1. In just their third full season of football, the Indians played The Big Four (Princeton, Yale, Harvard and Penn) in successive weeks and were competitive in all four games. A bad call cost them the Yale game and they held Harvard to just four points. National Champions 10-0-1 Princeton beat all of their opponents except Lehigh, Army and Harvard worse than they beat the 5-5 Indians. The Tigers were held to a scoreless tie by Lafayette. Carlisle smashed Penn State 48-5 and beat the previously unbeaten Champions of the West Wisconsin 18-8.

2. In Pop Warner’s first year at Carlisle, the Indians notched their first win over a BIG FOUR team, Penn, 16-5. They also beat California 2-0 in a game played on Christmas Day in San Francisco.
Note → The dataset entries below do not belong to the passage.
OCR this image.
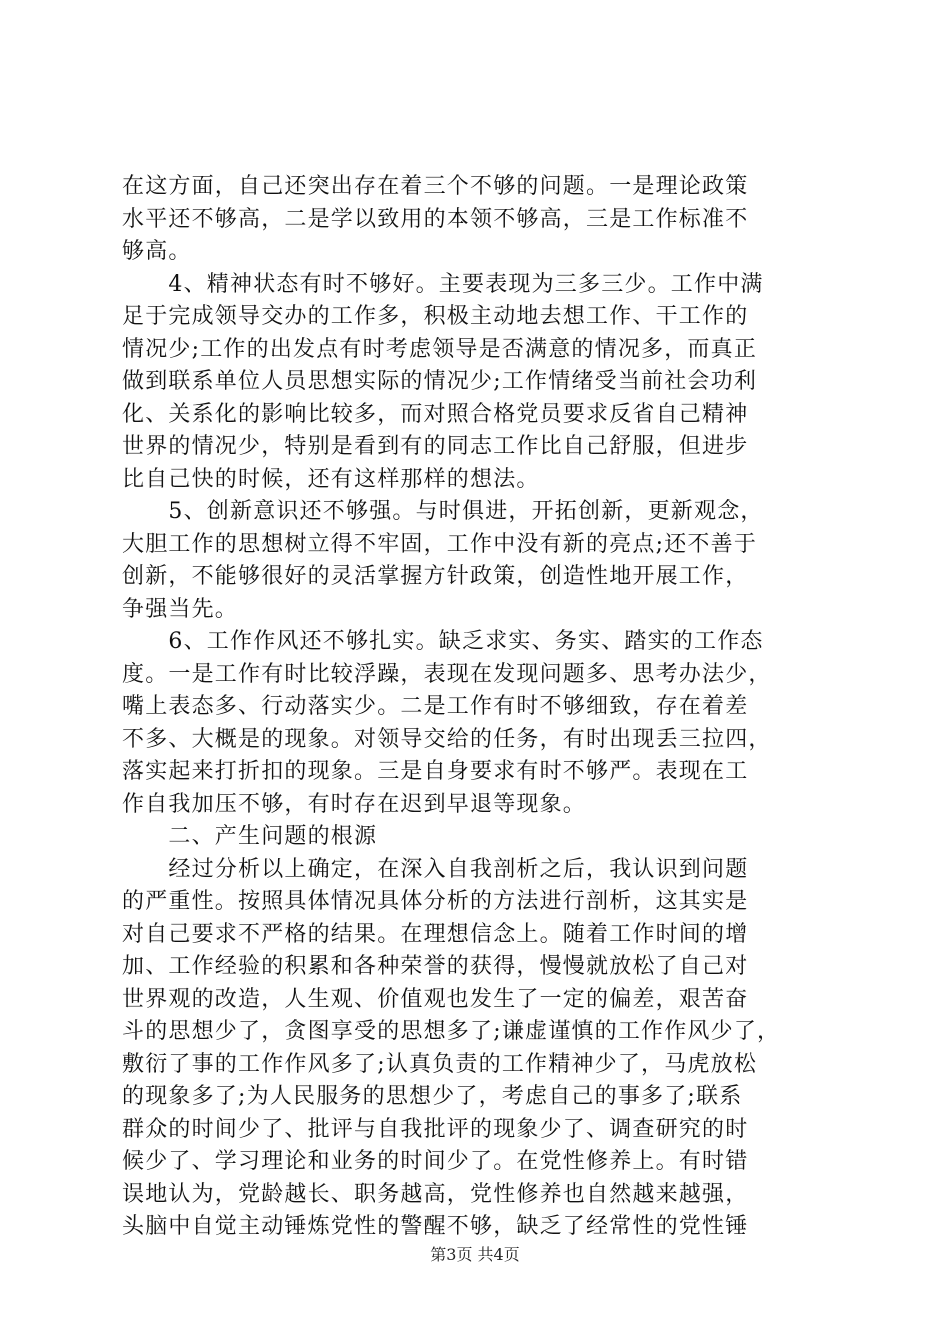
在这方面，自己还突出存在着三个不够的问题。一是理论政策
水平还不够高，二是学以致用的本领不够高，三是工作标准不
够高。
　　4、精神状态有时不够好。主要表现为三多三少。工作中满
足于完成领导交办的工作多，积极主动地去想工作、干工作的
情况少;工作的出发点有时考虑领导是否满意的情况多，而真正
做到联系单位人员思想实际的情况少;工作情绪受当前社会功利
化、关系化的影响比较多，而对照合格党员要求反省自己精神
世界的情况少，特别是看到有的同志工作比自己舒服，但进步
比自己快的时候，还有这样那样的想法。
　　5、创新意识还不够强。与时俱进，开拓创新，更新观念，
大胆工作的思想树立得不牢固，工作中没有新的亮点;还不善于
创新，不能够很好的灵活掌握方针政策，创造性地开展工作，
争强当先。
　　6、工作作风还不够扎实。缺乏求实、务实、踏实的工作态
度。一是工作有时比较浮躁，表现在发现问题多、思考办法少，
嘴上表态多、行动落实少。二是工作有时不够细致，存在着差
不多、大概是的现象。对领导交给的任务，有时出现丢三拉四，
落实起来打折扣的现象。三是自身要求有时不够严。表现在工
作自我加压不够，有时存在迟到早退等现象。
　　二、产生问题的根源
　　经过分析以上确定，在深入自我剖析之后，我认识到问题
的严重性。按照具体情况具体分析的方法进行剖析，这其实是
对自己要求不严格的结果。在理想信念上。随着工作时间的增
加、工作经验的积累和各种荣誉的获得，慢慢就放松了自己对
世界观的改造，人生观、价值观也发生了一定的偏差，艰苦奋
斗的思想少了，贪图享受的思想多了;谦虚谨慎的工作作风少了，
敷衍了事的工作作风多了;认真负责的工作精神少了，马虎放松
的现象多了;为人民服务的思想少了，考虑自己的事多了;联系
群众的时间少了、批评与自我批评的现象少了、调查研究的时
候少了、学习理论和业务的时间少了。在党性修养上。有时错
误地认为，党龄越长、职务越高，党性修养也自然越来越强，
头脑中自觉主动锤炼党性的警醒不够，缺乏了经常性的党性锤
第3页 共4页
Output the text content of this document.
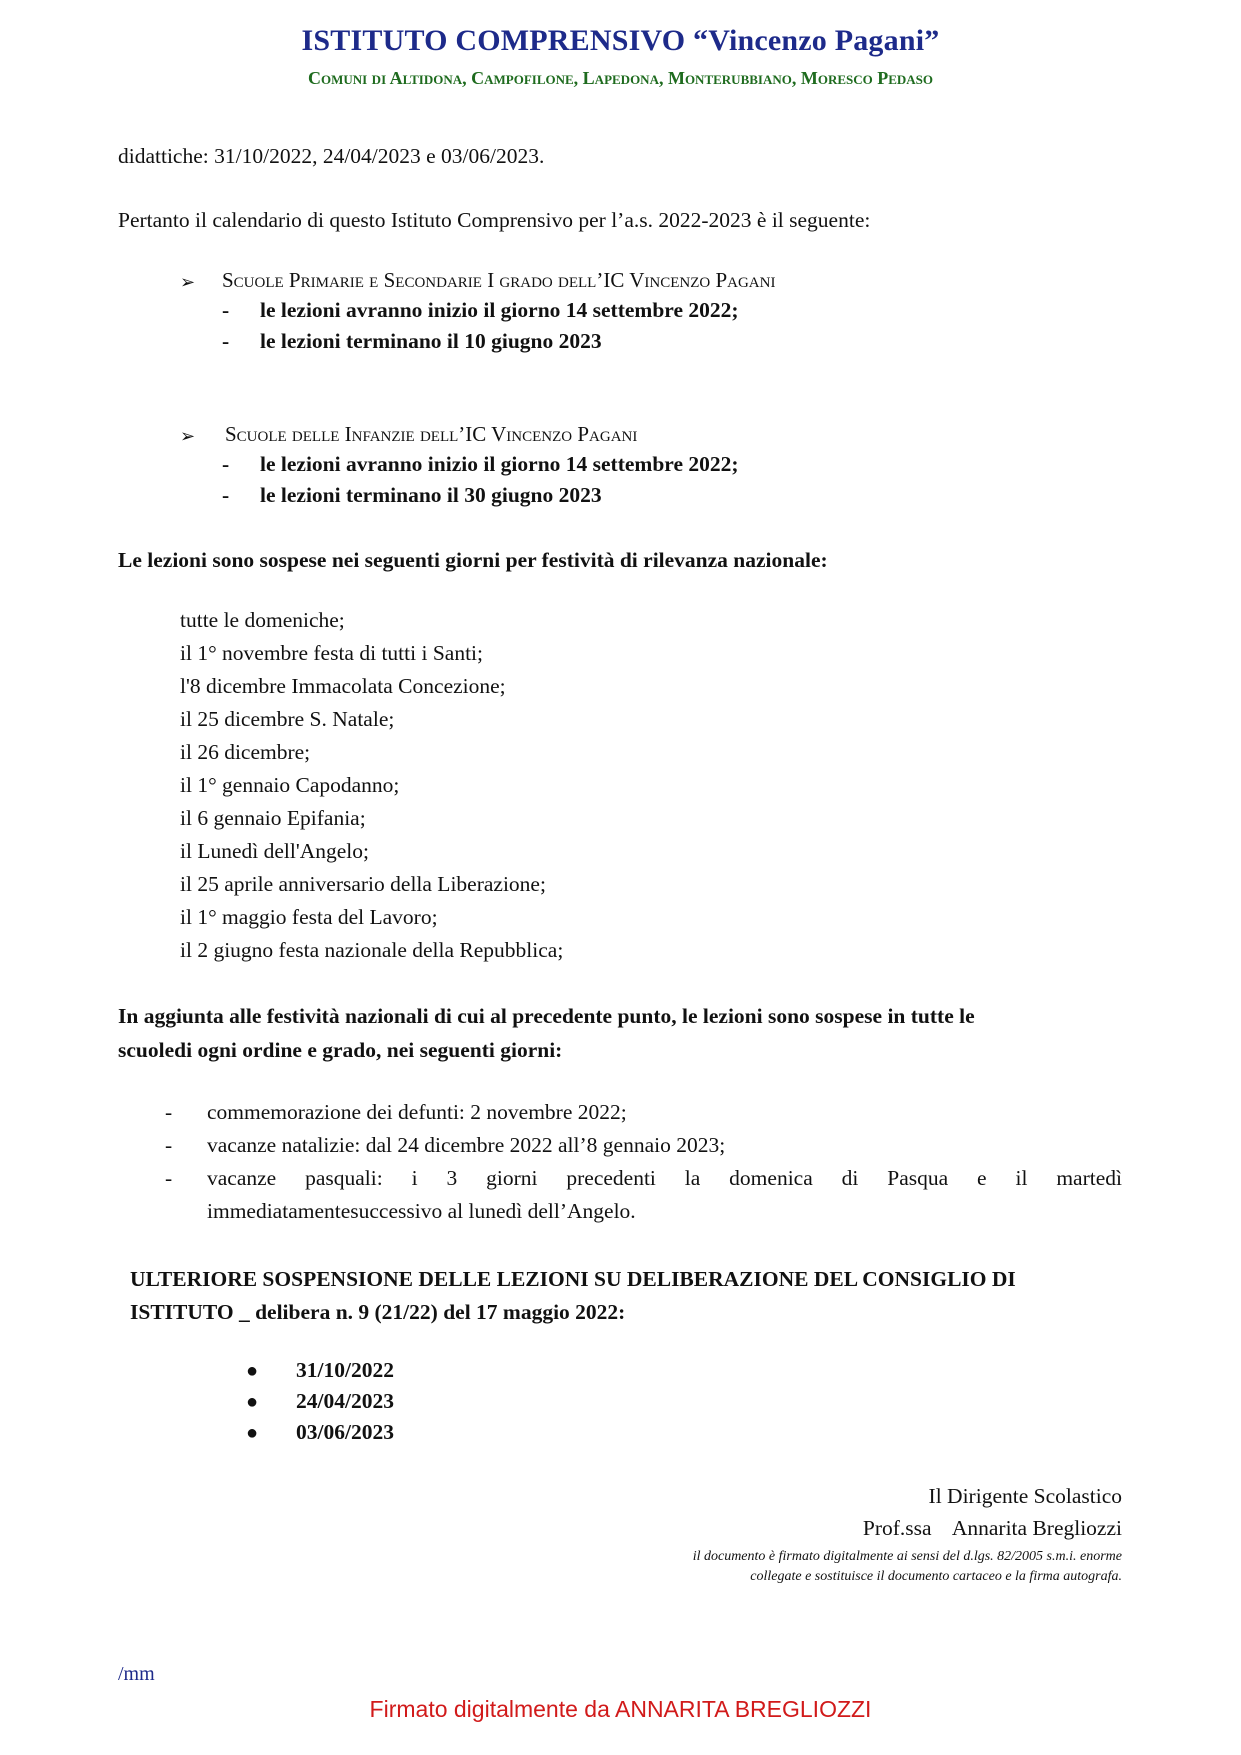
ISTITUTO COMPRENSIVO “Vincenzo Pagani”
Comuni di Altidona, Campofilone, Lapedona, Monterubbiano, Moresco Pedaso
didattiche: 31/10/2022, 24/04/2023 e 03/06/2023.
Pertanto il calendario di questo Istituto Comprensivo per l’a.s. 2022-2023 è il seguente:
➢ Scuole Primarie e Secondarie I grado dell’IC Vincenzo Pagani
- le lezioni avranno inizio il giorno 14 settembre 2022;
- le lezioni terminano il 10 giugno 2023
➢ Scuole delle Infanzie dell’IC Vincenzo Pagani
- le lezioni avranno inizio il giorno 14 settembre 2022;
- le lezioni terminano il 30 giugno 2023
Le lezioni sono sospese nei seguenti giorni per festività di rilevanza nazionale:
tutte le domeniche;
il 1° novembre festa di tutti i Santi;
l'8 dicembre Immacolata Concezione;
il 25 dicembre S. Natale;
il 26 dicembre;
il 1° gennaio Capodanno;
il 6 gennaio Epifania;
il Lunedì dell'Angelo;
il 25 aprile anniversario della Liberazione;
il 1° maggio festa del Lavoro;
il 2 giugno festa nazionale della Repubblica;
In aggiunta alle festività nazionali di cui al precedente punto, le lezioni sono sospese in tutte le
scuoledi ogni ordine e grado, nei seguenti giorni:
- commemorazione dei defunti: 2 novembre 2022;
- vacanze natalizie: dal 24 dicembre 2022 all’8 gennaio 2023;
- vacanze pasquali: i 3 giorni precedenti la domenica di Pasqua e il martedì
immediatamentesuccessivo al lunedì dell’Angelo.
ULTERIORE SOSPENSIONE DELLE LEZIONI SU DELIBERAZIONE DEL CONSIGLIO DI
ISTITUTO _ delibera n. 9 (21/22) del 17 maggio 2022:
● 31/10/2022
● 24/04/2023
● 03/06/2023
Il Dirigente Scolastico
Prof.ssa    Annarita Bregliozzi
il documento è firmato digitalmente ai sensi del d.lgs. 82/2005 s.m.i. enorme
collegate e sostituisce il documento cartaceo e la firma autografa.
/mm
Firmato digitalmente da ANNARITA BREGLIOZZI
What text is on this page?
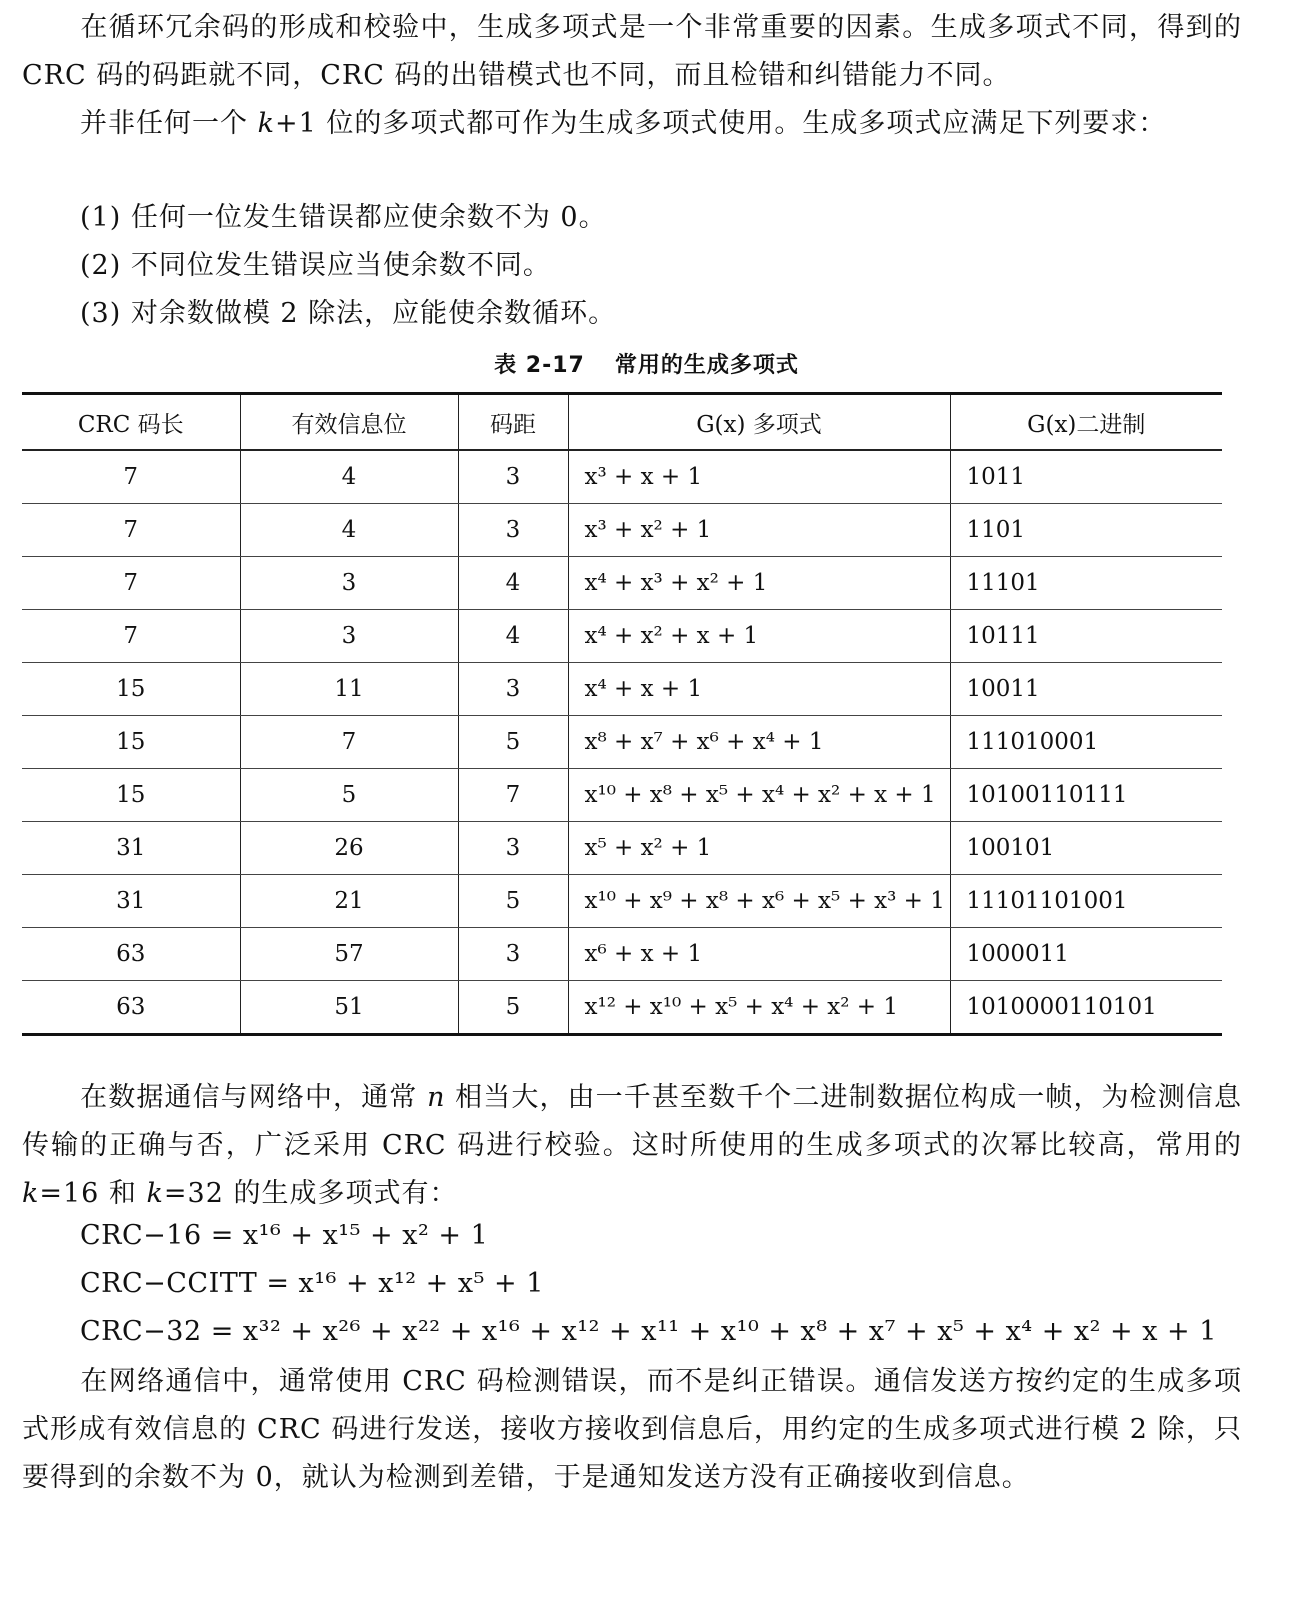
在循环冗余码的形成和校验中，生成多项式是一个非常重要的因素。生成多项式不同，得到的 CRC 码的码距就不同，CRC 码的出错模式也不同，而且检错和纠错能力不同。

并非任何一个 k+1 位的多项式都可作为生成多项式使用。生成多项式应满足下列要求：

(1) 任何一位发生错误都应使余数不为 0。

(2) 不同位发生错误应当使余数不同。

(3) 对余数做模 2 除法，应能使余数循环。

表 2-17 常用的生成多项式
CRC 码长	有效信息位	码距	G(x) 多项式	G(x)二进制
7	4	3	x³ + x + 1	1011
7	4	3	x³ + x² + 1	1101
7	3	4	x⁴ + x³ + x² + 1	11101
7	3	4	x⁴ + x² + x + 1	10111
15	11	3	x⁴ + x + 1	10011
15	7	5	x⁸ + x⁷ + x⁶ + x⁴ + 1	111010001
15	5	7	x¹⁰ + x⁸ + x⁵ + x⁴ + x² + x + 1	10100110111
31	26	3	x⁵ + x² + 1	100101
31	21	5	x¹⁰ + x⁹ + x⁸ + x⁶ + x⁵ + x³ + 1	11101101001
63	57	3	x⁶ + x + 1	1000011
63	51	5	x¹² + x¹⁰ + x⁵ + x⁴ + x² + 1	1010000110101

在数据通信与网络中，通常 n 相当大，由一千甚至数千个二进制数据位构成一帧，为检测信息传输的正确与否，广泛采用 CRC 码进行校验。这时所使用的生成多项式的次幂比较高，常用的 k=16 和 k=32 的生成多项式有：

CRC−16 = x¹⁶ + x¹⁵ + x² + 1

CRC−CCITT = x¹⁶ + x¹² + x⁵ + 1

CRC−32 = x³² + x²⁶ + x²² + x¹⁶ + x¹² + x¹¹ + x¹⁰ + x⁸ + x⁷ + x⁵ + x⁴ + x² + x + 1

在网络通信中，通常使用 CRC 码检测错误，而不是纠正错误。通信发送方按约定的生成多项式形成有效信息的 CRC 码进行发送，接收方接收到信息后，用约定的生成多项式进行模 2 除，只要得到的余数不为 0，就认为检测到差错，于是通知发送方没有正确接收到信息。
Halfback Isaac Seneca was named to Walter Camp’s All America First Team, the first Carlisle player to be so honored.

3. The 10-1 1907 Indians beat a BIG THREE team for the first time when they took Harvard 23-15. They also beat Penn 26-6, Minnesota and Chicago. Their only loss was to Princeton. Warner considered the set of players on this team to be Carlisle’s best and Jim Thorpe was on the bench! The win over Amos Alonzo Stagg gave him much personal satisfaction.

4. The 11-1 1911 team also beat both Harvard and Penn. Warner considered this team to be Carlisle’s best but it lost to Syracuse by one point due to overconfidence and listless play. Clark Shaugnessy ranked the 1911 Carlisle-Harvard game as one of the twelve best games of all time. Jim Thorpe described it as his most favorite game of his long career.

5. The importance of the 1912 Carlisle-Army was debunked in “Jude and the Prince,” an article written by James G. Sweeney and published in the May 2009 journal of the College Football Historical Society.

I’d appreciate reading your opinions regarding Carlisle’s most important game.